Lots 431 and 432 showcase the perpetual calendars. One model is made of 18 karat yellow gold with a standout gold dial (Lot 431), while the other is made from stainless steel with a black dial (Lot 432). Each perpetual calendar comes with a and a watch winding box. The latter also comes with index cards to help buyers understand the phases of the moon—which is a feature present on both models at the 6 o’clock mark.
As for the third Royal Oak of the trio, collectors will find a host of unique features that make this “unmarked” steel model practically one-of-a-kind. Apart from its sleek black dial, this model (numbered 344) is said to have been produced in between series A and B in 1976. (The Royal Oak was originally produced in completed series of A, B, C and so on.) The unique timepiece also corresponds to the 1972 design by Gerald Genta. Consigned from its original owner, with all the original papers, this is the first time the unmarked example has appeared on auction.

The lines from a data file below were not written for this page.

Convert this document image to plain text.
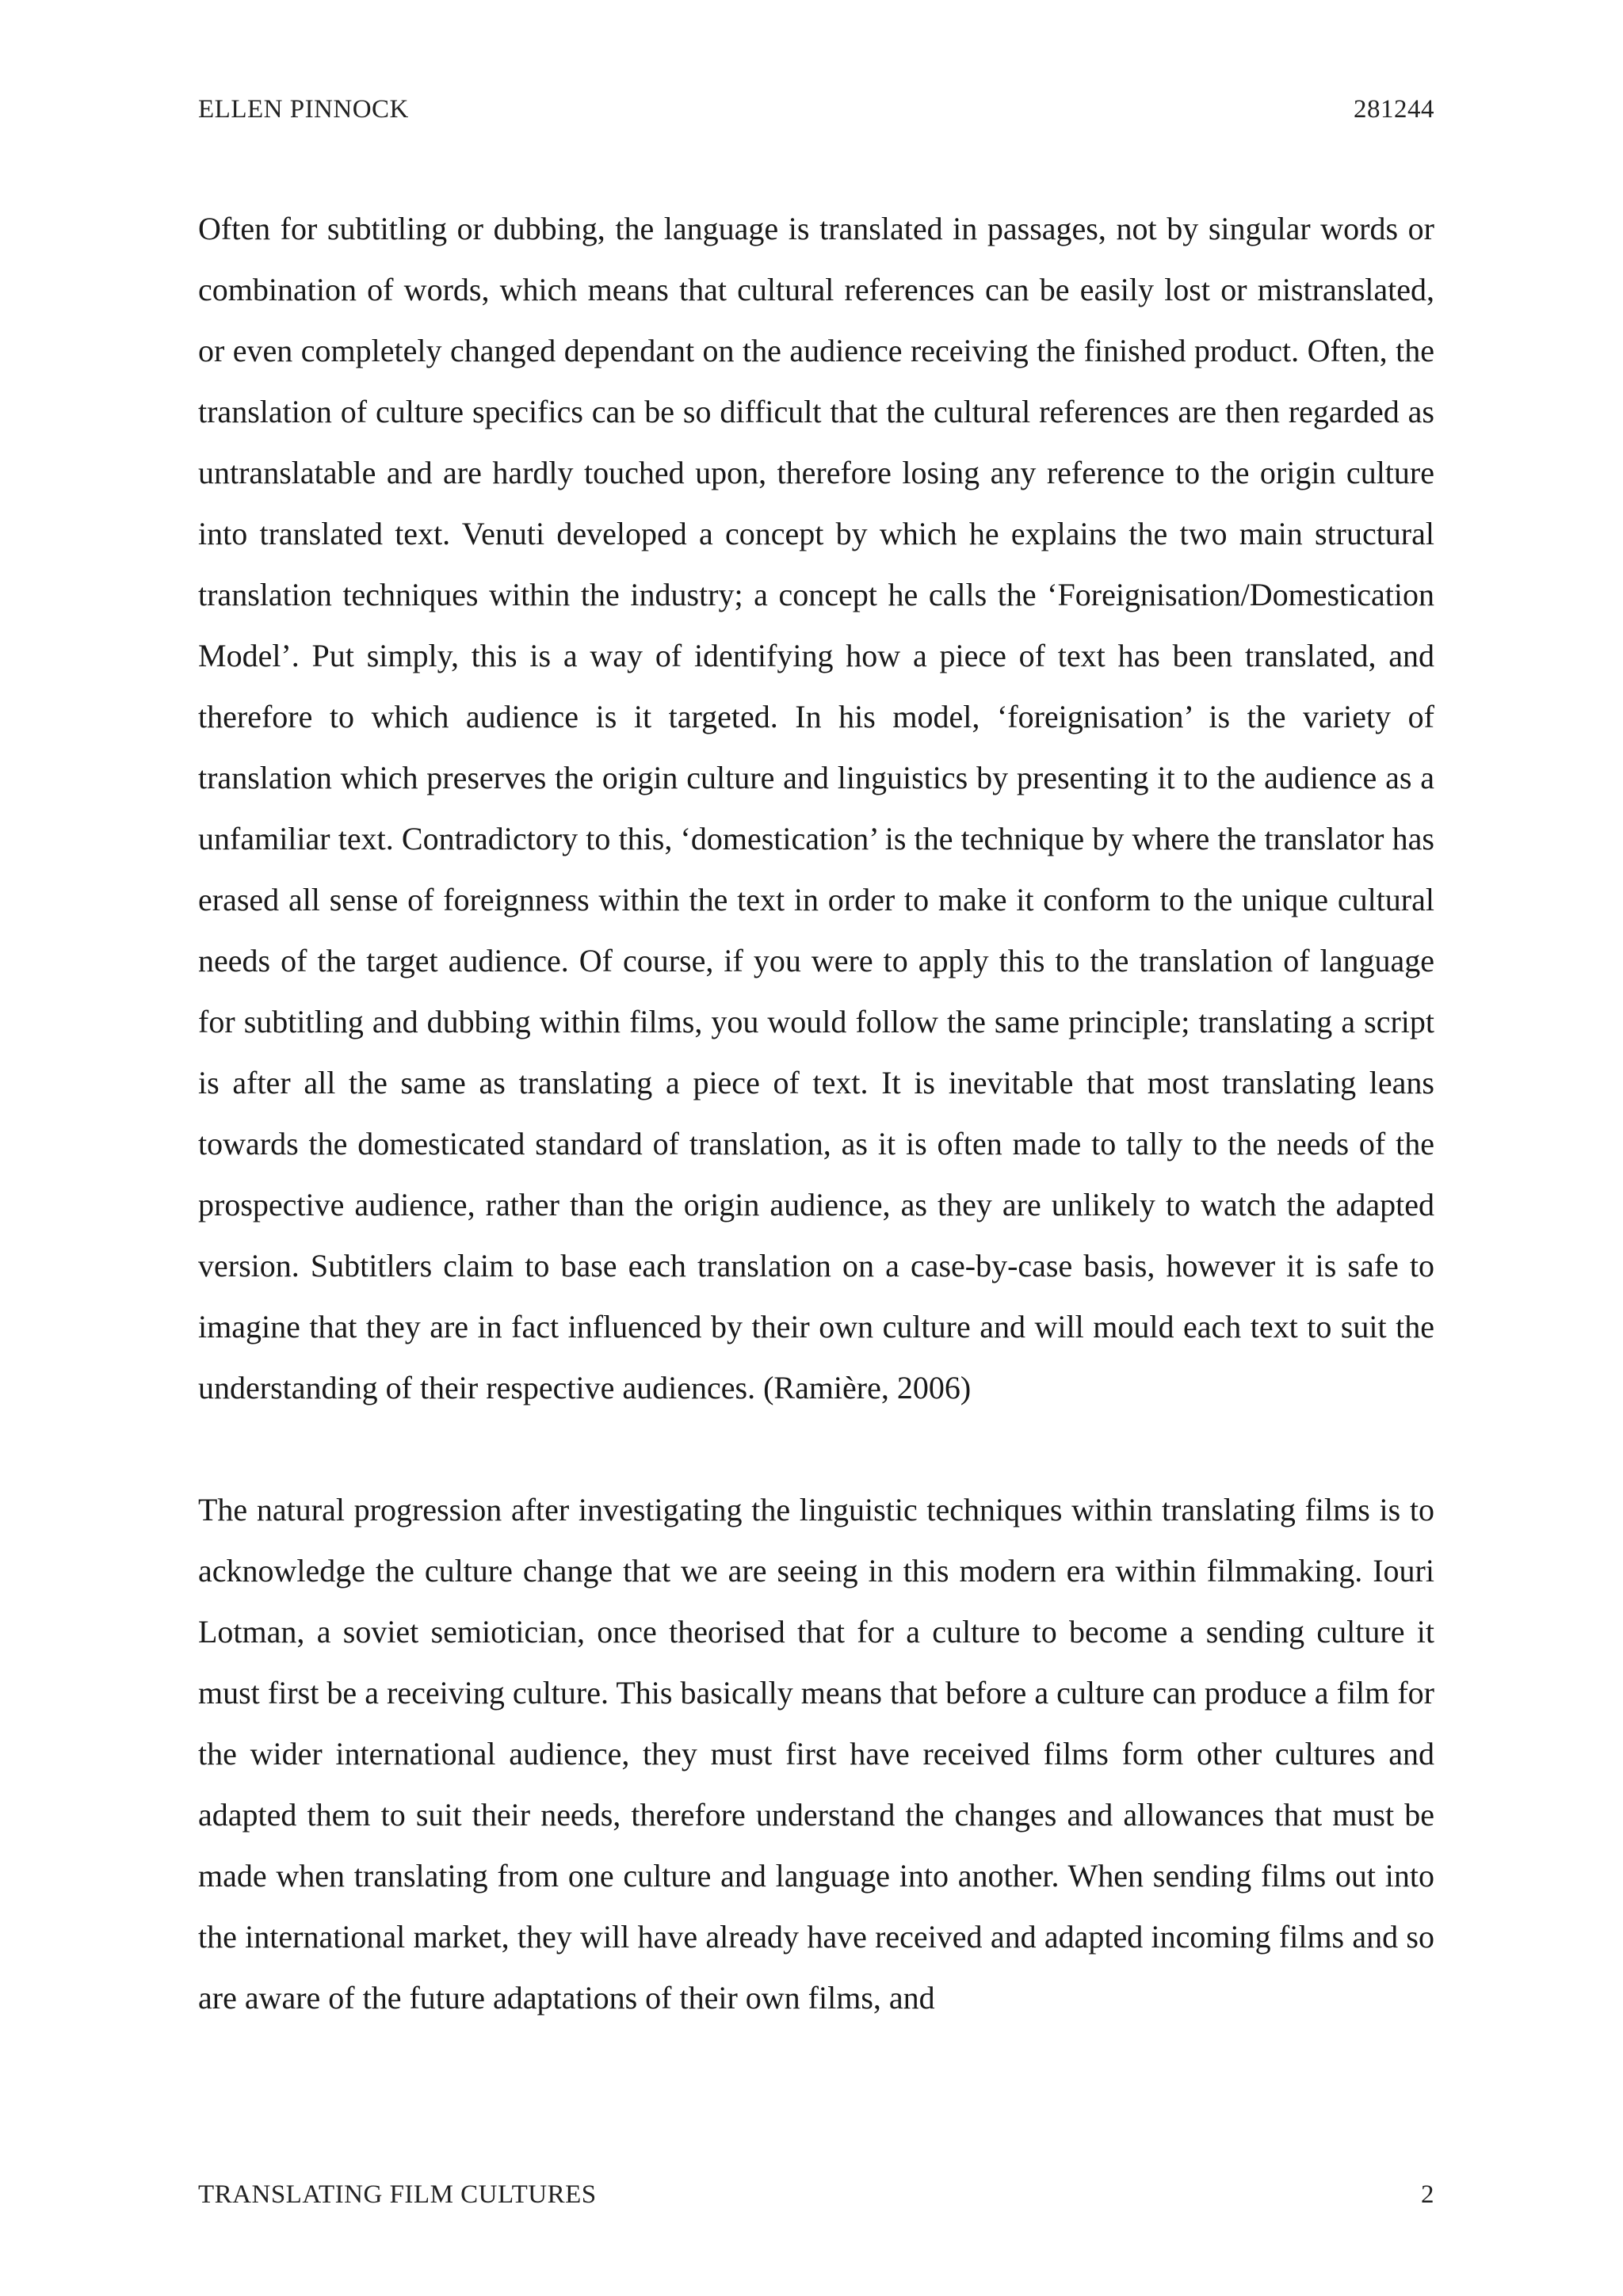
ELLEN PINNOCK	281244

Often for subtitling or dubbing, the language is translated in passages, not by singular words or combination of words, which means that cultural references can be easily lost or mistranslated, or even completely changed dependant on the audience receiving the finished product. Often, the translation of culture specifics can be so difficult that the cultural references are then regarded as untranslatable and are hardly touched upon, therefore losing any reference to the origin culture into translated text. Venuti developed a concept by which he explains the two main structural translation techniques within the industry; a concept he calls the ‘Foreignisation/Domestication Model’. Put simply, this is a way of identifying how a piece of text has been translated, and therefore to which audience is it targeted. In his model, ‘foreignisation’ is the variety of translation which preserves the origin culture and linguistics by presenting it to the audience as a unfamiliar text. Contradictory to this, ‘domestication’ is the technique by where the translator has erased all sense of foreignness within the text in order to make it conform to the unique cultural needs of the target audience. Of course, if you were to apply this to the translation of language for subtitling and dubbing within films, you would follow the same principle; translating a script is after all the same as translating a piece of text. It is inevitable that most translating leans towards the domesticated standard of translation, as it is often made to tally to the needs of the prospective audience, rather than the origin audience, as they are unlikely to watch the adapted version. Subtitlers claim to base each translation on a case-by-case basis, however it is safe to imagine that they are in fact influenced by their own culture and will mould each text to suit the understanding of their respective audiences. (Ramière, 2006)

The natural progression after investigating the linguistic techniques within translating films is to acknowledge the culture change that we are seeing in this modern era within filmmaking. Iouri Lotman, a soviet semiotician, once theorised that for a culture to become a sending culture it must first be a receiving culture. This basically means that before a culture can produce a film for the wider international audience, they must first have received films form other cultures and adapted them to suit their needs, therefore understand the changes and allowances that must be made when translating from one culture and language into another. When sending films out into the international market, they will have already have received and adapted incoming films and so are aware of the future adaptations of their own films, and

TRANSLATING FILM CULTURES	2
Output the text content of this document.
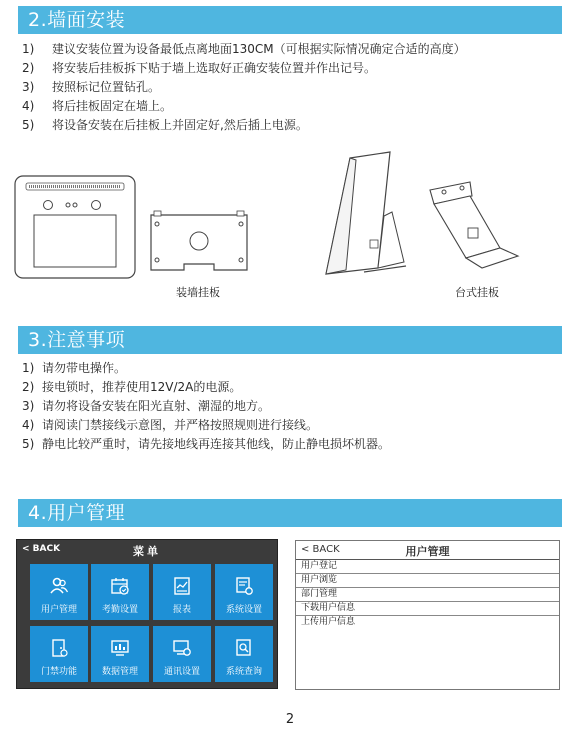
2.墙面安装
1)	建议安装位置为设备最低点离地面130CM（可根据实际情况确定合适的高度）
2)	将安装后挂板拆下贴于墙上选取好正确安装位置并作出记号。
3)	按照标记位置钻孔。
4)	将后挂板固定在墙上。
5)	将设备安装在后挂板上并固定好,然后插上电源。
装墙挂板	台式挂板
3.注意事项
1) 请勿带电操作。
2) 接电锁时，推荐使用12V/2A的电源。
3) 请勿将设备安装在阳光直射、潮湿的地方。
4) 请阅读门禁接线示意图，并严格按照规则进行接线。
5) 静电比较严重时，请先接地线再连接其他线，防止静电损坏机器。
4.用户管理
< BACK	菜单
用户管理	考勤设置	报表	系统设置
门禁功能	数据管理	通讯设置	系统查询
< BACK	用户管理
用户登记
用户浏览
部门管理
下载用户信息
上传用户信息
2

The Royal Oak was launched in 1972 after Gerald Genta delivered his innovative design for a stainless steel sports watch to Audemars Piguet. The designer took inspiration from vintage diving helmets—which were screwed in to remain attached to the rest of the suit—and he applied this concept to the visible screws seen on the watch’s octagonal bezel and integrated bracelet. Fast-forward five decades and the luxury sports watch has taken numerous forms, from a time-only watch to examples with openworked dials that reveal tourbillon movements.
“In addition to the rich history of the Royal Oak, the connection to Monaco runs deep,” said Romain Réa, Antiquorum’s CEO, in a statement. “Genta had lived in Monaco for several years and his wife, Evelyne–who had worked with him on his eponymous brand for many years–was also the UK Ambassador to Monaco!”